China is poised to become the biggest U.S. trading partner this year, eclipsing Canada for the first time as the slump in oil prices reduces the value of energy exports for America’s neighbor to the north.
Trade in goods with China reached $441.6 billion this year through September, exceeding the $438.1 billion balance with Canada for the first time in U.S. Commerce Department data going back to 1985. Figures published Wednesday also showed that the U.S. trade shortfall with China is now at an all-time high, fueled by record imports.
Crude oil is among Canada’s biggest exports, and its price has collapsed to about half of its 2014 peak. That’s helped send the value of its trade with the U.S. so far in 2015 down 11.6 percent from the same time last year even as the world’s biggest economy buys more barrels.
“It’s completely an oil story,” said Jacob Oubina, senior U.S. economist at RBC Capital Markets LLC in New York. “In nominal terms, yes, the trade with China overtakes Canada, but in real terms, it’s very different.
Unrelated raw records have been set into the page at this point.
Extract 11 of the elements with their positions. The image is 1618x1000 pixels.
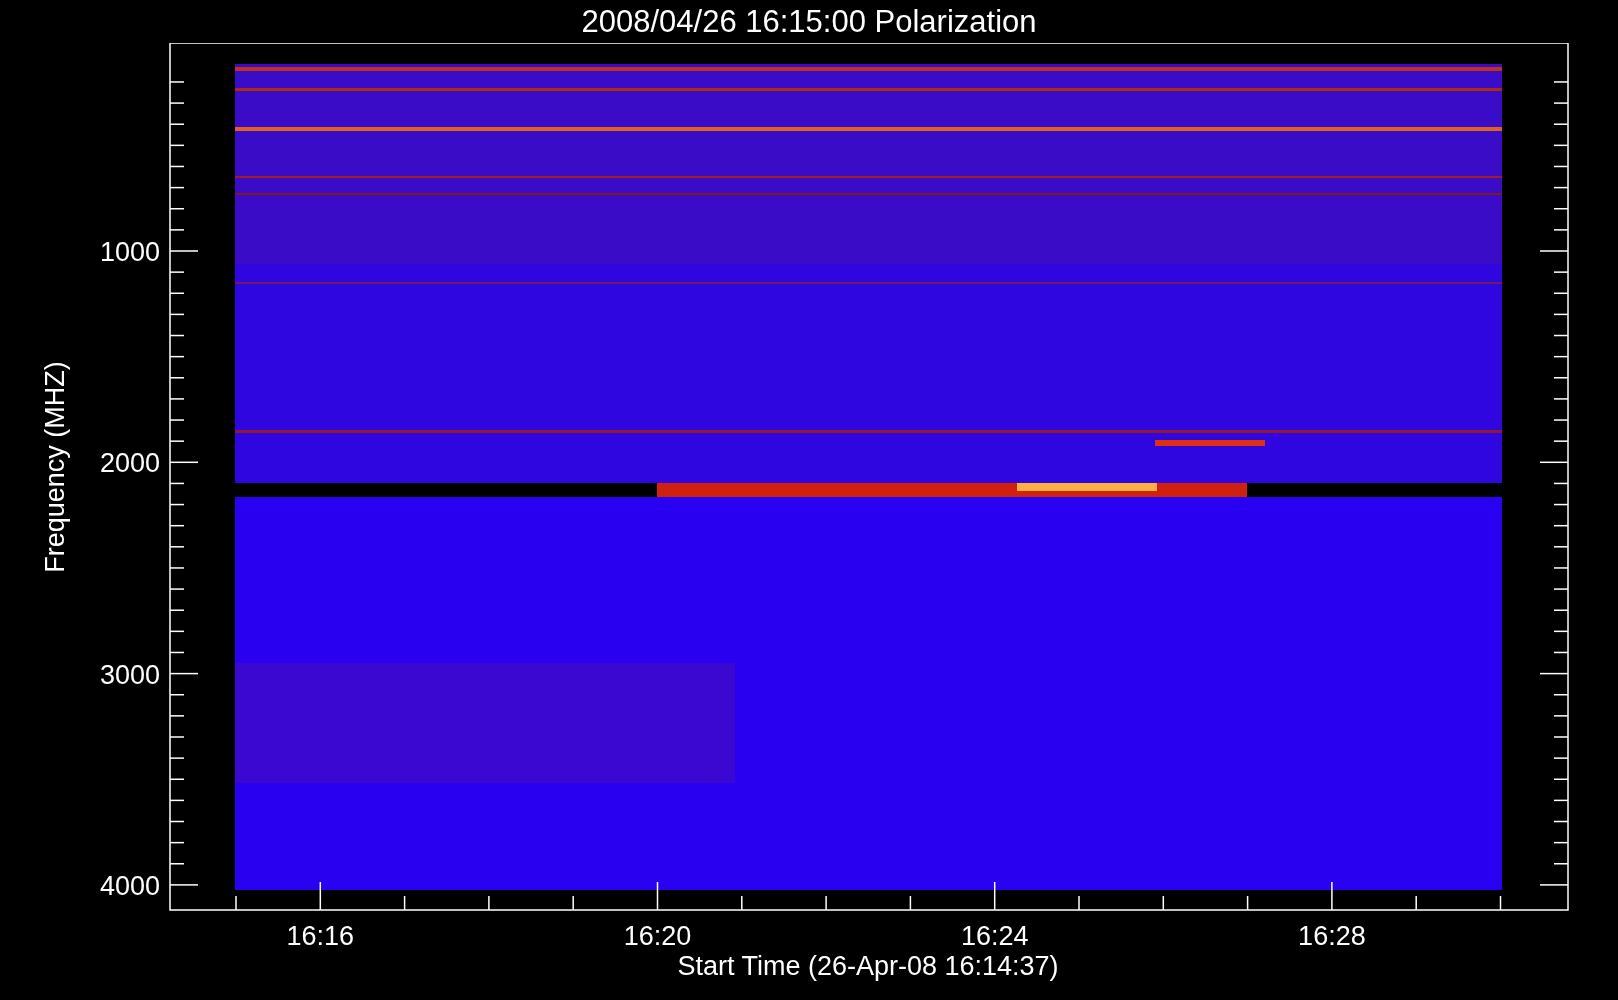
y-tick-label: 2000 [99,448,160,479]
x-tick-label: 16:28 [1298,921,1366,951]
y-tick-label: 4000 [99,870,160,901]
x-tick-label: 16:20 [623,921,692,951]
x-tick-label: 16:16 [286,921,355,951]
y-tick-label: 3000 [99,659,160,690]
y-axis-label: Frequency (MHZ) [40,361,70,573]
x-tick-label: 16:24 [960,921,1029,951]
y-tick-label: 1000 [99,237,160,267]
x-axis-label: Start Time (26-Apr-08 16:14:37) [677,951,1059,981]
plot-title: 2008/04/26 16:15:00 Polarization [581,6,1037,37]
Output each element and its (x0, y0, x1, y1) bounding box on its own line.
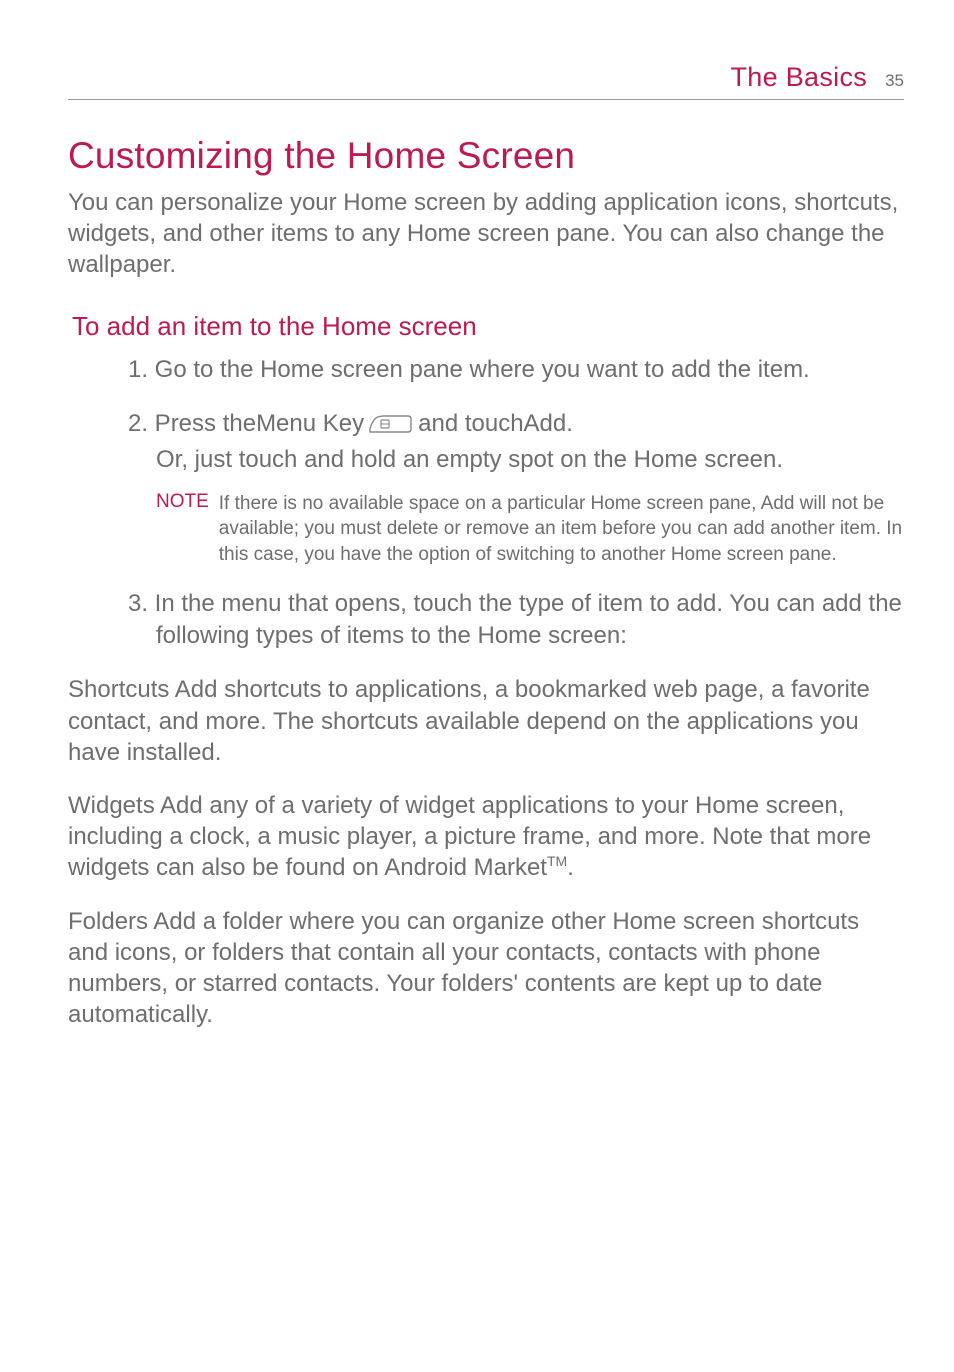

It’s not economic activity or output. It’s a price story all the way.”
In September, the U.S. imported 101.3 million barrels of crude oil from Canada, the most this year and the second-highest level in records going back to 2010, according to data from the Census Bureau. However, the $3.9 billion customs value of those imports was the second-lowest.
Meanwhile, as other emerging markets struggle to accelerate, China is increasingly dependent on U.S. consumers buying its goods. Total trade this year with China is up 3.7 percent from the same nine months in 2014.